Some want to work in other fields, such as the nonprofit sector or public policy. Others may be drawn to today's college experiences.
"A lot of our fellows have mentioned things like they've seen their kids go off to college, they've paid for their tuition, they've seen the experiences they've had and have come back and said, 'I want to do that. College wasn't like that when I was there,'" said Kate Schaefers, executive director of the University of Minnesota's Advanced Careers initiative, at the AAC&U conference.
That program, which is similar to the other offerings but is roughly a quarter the cost, bills itself on its website as "a gap year for grown-ups as they transition from career jobs into what's next."
It's also important to acknowledge that older and younger generations have experienced the educational system at different times — and therefore may have different expectations for their learning experiences — making it critical to establish standards, Carpenter said.
Technology can also be a hurdle. Programs should be clear about whether learners will be required to use the learning management system or other platforms to access course material. He recommends assessing participants' comfort and competence with technology before the program starts.
Colleges should also work out whether they are using these programs solely to tap into their alumni base, or if they expect to reach out into the local community and beyond, Meuser said.
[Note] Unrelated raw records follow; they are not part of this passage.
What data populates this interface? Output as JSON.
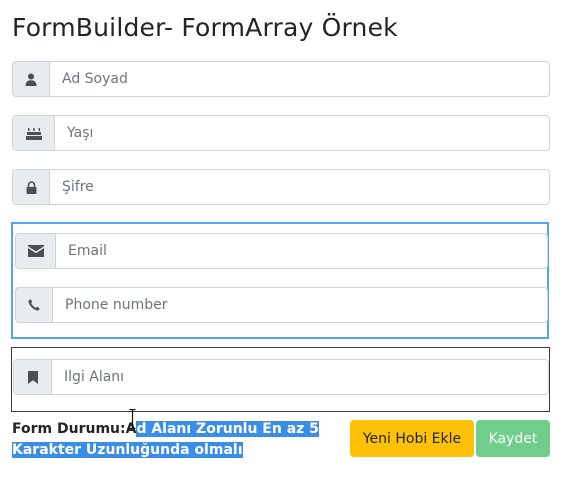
{
  "page": {
    "title": "FormBuilder- FormArray Örnek"
  },
  "fields": {
    "name": {
      "placeholder": "Ad Soyad",
      "icon": "user-icon"
    },
    "age": {
      "placeholder": "Yaşı",
      "icon": "birthday-cake-icon"
    },
    "password": {
      "placeholder": "Şifre",
      "icon": "lock-icon"
    },
    "email": {
      "placeholder": "Email",
      "icon": "envelope-icon"
    },
    "phone": {
      "placeholder": "Phone number",
      "icon": "phone-icon"
    },
    "interest": {
      "placeholder": "İlgi Alanı",
      "icon": "bookmark-icon"
    }
  },
  "status": {
    "label": "Form Durumu:",
    "prefix": "A",
    "selected_text": "d Alanı Zorunlu En az 5 Karakter Uzunluğunda olmalı"
  },
  "buttons": {
    "add_hobby_label": "Yeni Hobi Ekle",
    "save_label": "Kaydet"
  },
  "colors": {
    "group_border_active": "#52a8ec",
    "group_border_default": "#343a40",
    "warning": "#ffc107",
    "success": "#6fcf8a",
    "selection": "#3b8ee8"
  }
}
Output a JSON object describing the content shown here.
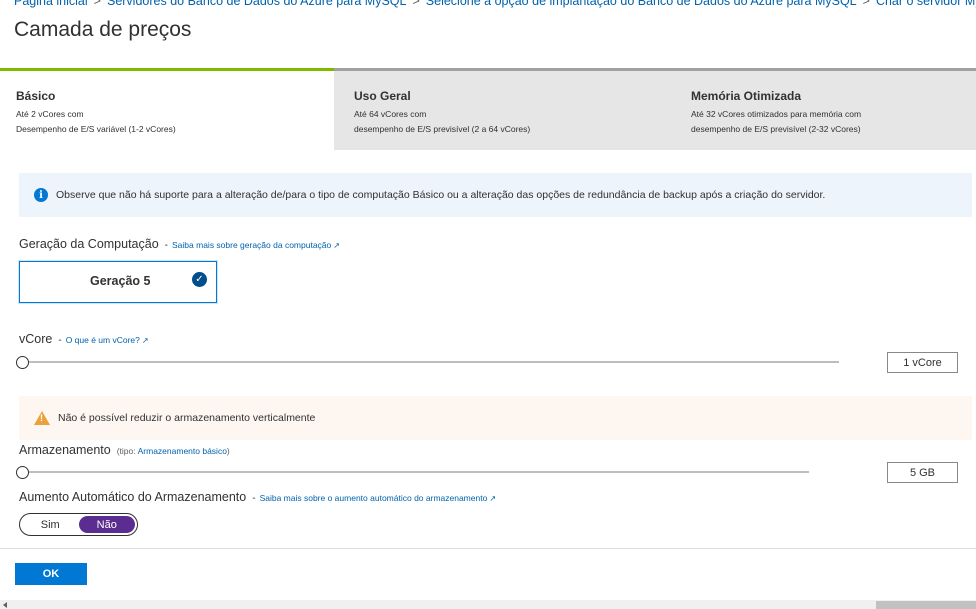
{
  "breadcrumb": [
    {
      "label": "Página inicial"
    },
    {
      "label": "Servidores do Banco de Dados do Azure para MySQL"
    },
    {
      "label": "Selecione a opção de implantação do Banco de Dados do Azure para MySQL"
    },
    {
      "label": "Criar o servidor MySQL"
    }
  ],
  "breadcrumb_separator": ">",
  "page_title": "Camada de preços",
  "tiers": [
    {
      "name": "Básico",
      "desc1": "Até 2 vCores com",
      "desc2": "Desempenho de E/S variável (1-2 vCores)",
      "selected": true
    },
    {
      "name": "Uso Geral",
      "desc1": "Até 64 vCores com",
      "desc2": "desempenho de E/S previsível (2 a 64 vCores)",
      "selected": false
    },
    {
      "name": "Memória Otimizada",
      "desc1": "Até 32 vCores otimizados para memória com",
      "desc2": "desempenho de E/S previsível (2-32 vCores)",
      "selected": false
    }
  ],
  "info": {
    "icon": "info-icon",
    "text": "Observe que não há suporte para a alteração de/para o tipo de computação Básico ou a alteração das opções de redundância de backup após a criação do servidor."
  },
  "compute_generation": {
    "label": "Geração da Computação",
    "dash": "-",
    "link": "Saiba mais sobre geração da computação",
    "option": "Geração 5",
    "selected": true
  },
  "vcore": {
    "label": "vCore",
    "dash": "-",
    "link": "O que é um vCore?",
    "value": "1 vCore",
    "slider_level": 0
  },
  "warning": {
    "icon": "warning-icon",
    "text": "Não é possível reduzir o armazenamento verticalmente"
  },
  "storage": {
    "label": "Armazenamento",
    "type_prefix": "(tipo:",
    "type_link": "Armazenamento básico",
    "type_suffix": ")",
    "value": "5 GB",
    "slider_level": 0
  },
  "auto_grow": {
    "label": "Aumento Automático do Armazenamento",
    "dash": "-",
    "link": "Saiba mais sobre o aumento automático do armazenamento",
    "options": [
      "Sim",
      "Não"
    ],
    "selected": "Não"
  },
  "ok_button": "OK",
  "colors": {
    "accent": "#0078d4",
    "selected_tier_bar": "#7fba00",
    "toggle_on": "#5c2d91",
    "warning": "#e8a33d"
  }
}
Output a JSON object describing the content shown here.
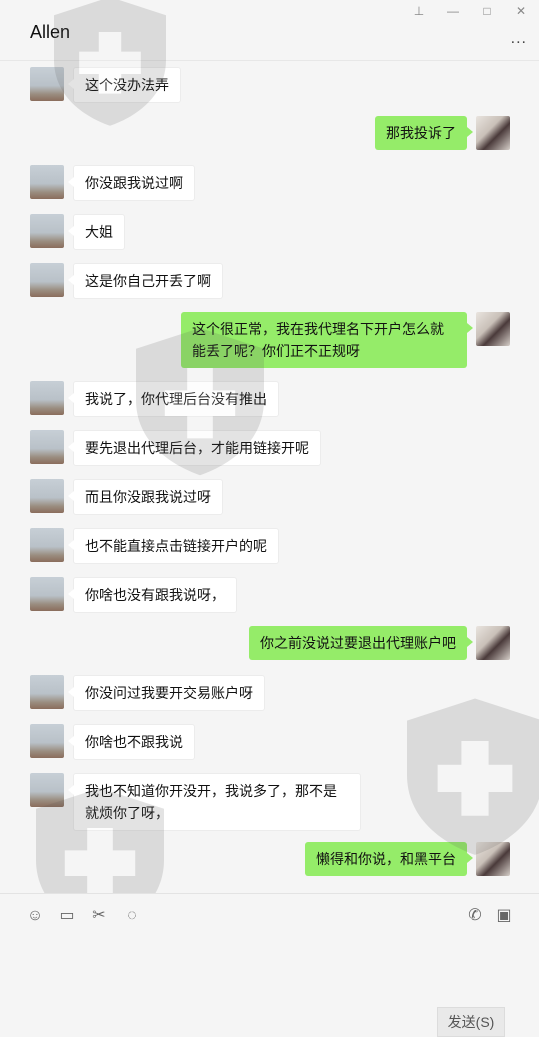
{
  "window": {
    "contact_name": "Allen",
    "controls": [
      "pin-icon",
      "minimize-icon",
      "maximize-icon",
      "close-icon"
    ],
    "more_label": "..."
  },
  "messages": [
    {
      "side": "left",
      "text": "这个没办法弄"
    },
    {
      "side": "right",
      "text": "那我投诉了"
    },
    {
      "side": "left",
      "text": "你没跟我说过啊"
    },
    {
      "side": "left",
      "text": "大姐"
    },
    {
      "side": "left",
      "text": "这是你自己开丢了啊"
    },
    {
      "side": "right",
      "text": "这个很正常，我在我代理名下开户怎么就能丢了呢？你们正不正规呀"
    },
    {
      "side": "left",
      "text": "我说了，你代理后台没有推出"
    },
    {
      "side": "left",
      "text": "要先退出代理后台，才能用链接开呢"
    },
    {
      "side": "left",
      "text": "而且你没跟我说过呀"
    },
    {
      "side": "left",
      "text": "也不能直接点击链接开户的呢"
    },
    {
      "side": "left",
      "text": "你啥也没有跟我说呀，"
    },
    {
      "side": "right",
      "text": "你之前没说过要退出代理账户吧"
    },
    {
      "side": "left",
      "text": "你没问过我要开交易账户呀"
    },
    {
      "side": "left",
      "text": "你啥也不跟我说"
    },
    {
      "side": "left",
      "text": "我也不知道你开没开，我说多了，那不是就烦你了呀，"
    },
    {
      "side": "right",
      "text": "懒得和你说，和黑平台"
    }
  ],
  "toolbar": {
    "icons": [
      "emoji-icon",
      "folder-icon",
      "scissors-icon",
      "chat-icon",
      "phone-icon",
      "video-icon"
    ]
  },
  "send_label": "发送(S)",
  "colors": {
    "my_bubble": "#95ec69",
    "their_bubble": "#ffffff",
    "background": "#f5f5f5"
  }
}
At Notre Dame, about two-thirds of participants didn't attend the university as traditional students, according to Schreier.
An institution's profile can factor into whether it is able to stand up a similar program. A college or university with a strong alumni base, large endowment and faculty eager to participate may have an easier time attracting older alumni to co-locate and become part of the university experience, Meuser said.
"Intergenerational learning is not one-directional. It really has to go both ways."
Founding director, Center for Excellence in Aging and Health
Whether they'll be major drivers of tuition revenue or donations is unclear. Notre Dame and UT Austin are only in their second cohorts. Stanford's DCI, a model for both of the programs, has been offered since 2015, though it expanded to offer up to another year and a network from program alumni.
Meuser suggested these kinds of programs may have less of an impact on revenue at better-resourced institutions than at smaller, tuition-driven schools.
Early results point to partnerships as one benefit. Schreier told Education Dive in an email that two fellows from the inaugural cohort of Notre Dame's program are now working at the university — one on career placement for humanities graduates and the other on developing lifelong learning.
Their "passion for these pursuits coupled with their experience is a powerful contribution," he said.